Литмир - Электронная Библиотека

— Ты не видел косынки в горошек? — Кати, глядя на меня, сконфуженно мигала.

— Видел. Собственными глазами.

— Где?

— На площади Сена. Два мильтона тащили ее в отделение.

— Перестань паясничать! Мне нужна косынка. Сейчас придут Жужа Гал и Мацо Шипош.

— Как нельзя более кстати. Дамы будут иметь удовольствие присутствовать при чудесном спектакле.

Кати тяжело вздохнула и повалилась на тахту.

К шести часам, когда явился родитель, мама дошла уже до второй стадии истерики.

Папа сразу почувствовал, что пахнет порохом, и самым задушевным голосом спросил, какие новости и что делаем мы, его отпрыски.

Мама, как водится, не ответила.

На все папины вопросы она предпочитала выкрикивать, что уже седьмой час.

Наконец папа сообразил. Он до последней минуты работал, и Зойоми у него просто вылетели из головы; ничего страшного, сейчас он им позвонит, извинится и скажет, что сегодня они с мамой не придут. Он устал, как собака, и вообще лучше к ним не ходить.

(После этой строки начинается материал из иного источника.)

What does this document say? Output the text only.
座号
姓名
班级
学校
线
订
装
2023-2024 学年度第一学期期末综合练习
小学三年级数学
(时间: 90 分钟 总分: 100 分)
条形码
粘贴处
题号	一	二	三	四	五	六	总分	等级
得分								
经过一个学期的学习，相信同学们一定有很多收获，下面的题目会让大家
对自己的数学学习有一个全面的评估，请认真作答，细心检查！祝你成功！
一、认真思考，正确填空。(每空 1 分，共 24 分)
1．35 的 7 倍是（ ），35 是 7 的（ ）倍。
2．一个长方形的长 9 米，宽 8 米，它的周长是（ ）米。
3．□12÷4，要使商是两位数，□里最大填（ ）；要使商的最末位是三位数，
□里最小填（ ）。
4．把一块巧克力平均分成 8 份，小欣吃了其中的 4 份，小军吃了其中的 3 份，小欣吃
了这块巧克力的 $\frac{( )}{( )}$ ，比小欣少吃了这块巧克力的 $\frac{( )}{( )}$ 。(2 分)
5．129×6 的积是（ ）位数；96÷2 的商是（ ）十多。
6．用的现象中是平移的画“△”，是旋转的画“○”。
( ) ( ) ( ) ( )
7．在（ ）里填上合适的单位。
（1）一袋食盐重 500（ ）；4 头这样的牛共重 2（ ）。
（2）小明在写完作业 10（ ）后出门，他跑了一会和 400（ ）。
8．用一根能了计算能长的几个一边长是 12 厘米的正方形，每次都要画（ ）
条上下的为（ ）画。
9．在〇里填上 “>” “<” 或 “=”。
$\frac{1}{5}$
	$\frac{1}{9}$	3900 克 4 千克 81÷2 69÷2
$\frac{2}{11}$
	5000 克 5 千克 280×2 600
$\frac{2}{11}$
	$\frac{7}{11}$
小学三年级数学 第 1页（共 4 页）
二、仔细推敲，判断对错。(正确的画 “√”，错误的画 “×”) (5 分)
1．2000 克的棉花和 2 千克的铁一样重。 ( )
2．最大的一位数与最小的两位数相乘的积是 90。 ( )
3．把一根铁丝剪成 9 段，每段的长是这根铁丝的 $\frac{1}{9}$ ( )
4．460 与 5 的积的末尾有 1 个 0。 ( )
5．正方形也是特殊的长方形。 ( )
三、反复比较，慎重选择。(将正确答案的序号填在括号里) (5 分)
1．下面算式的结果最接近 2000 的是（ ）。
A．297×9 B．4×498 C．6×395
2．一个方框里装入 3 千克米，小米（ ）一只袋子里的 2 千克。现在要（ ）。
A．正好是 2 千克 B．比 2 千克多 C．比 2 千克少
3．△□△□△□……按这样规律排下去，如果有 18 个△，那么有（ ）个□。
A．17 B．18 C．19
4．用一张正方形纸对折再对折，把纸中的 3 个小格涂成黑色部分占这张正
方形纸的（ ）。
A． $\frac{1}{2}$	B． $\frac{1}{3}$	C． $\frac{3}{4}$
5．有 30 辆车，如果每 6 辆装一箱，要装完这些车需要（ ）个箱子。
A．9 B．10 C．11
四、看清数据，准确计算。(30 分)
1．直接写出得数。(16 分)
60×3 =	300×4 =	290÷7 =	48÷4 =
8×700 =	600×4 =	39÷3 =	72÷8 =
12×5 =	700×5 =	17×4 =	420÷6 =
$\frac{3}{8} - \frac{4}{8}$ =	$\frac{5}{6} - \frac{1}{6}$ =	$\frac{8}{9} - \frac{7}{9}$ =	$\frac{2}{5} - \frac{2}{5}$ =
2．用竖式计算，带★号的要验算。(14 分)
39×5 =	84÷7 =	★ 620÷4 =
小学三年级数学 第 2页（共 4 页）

— Почему? — спросила мама.

Мы с Кати прислушивались к маминому голосу. У Кати даже округлились глаза. Но я лишь махнул рукой: спокойно! Матч еще не окончен.

Папа ответил что-то вроде того, будто у директора рыльце в пушку и скоро выяснится, кто его друзья.

Такое странное заявление мама оставила без ответа, лишь заметила, что как раз из-за этого она целый день волновалась.

Потом прошла в свою комнату и захлопнула дверь.

Папа позвонил Зойоми, сказал, что они не придут, и пошел к маме.

Там начался следующий раунд — папа рассказывал, как ему удалось найти сверхурочную работу.

— В Уйпеште? — спросила мама.

Тут папа обиделся. У мамы только и дела, что «шпионить» за ним и ставить его в неловкое положение. И опять, неизвестно откуда, на свет вылезли новые туфли.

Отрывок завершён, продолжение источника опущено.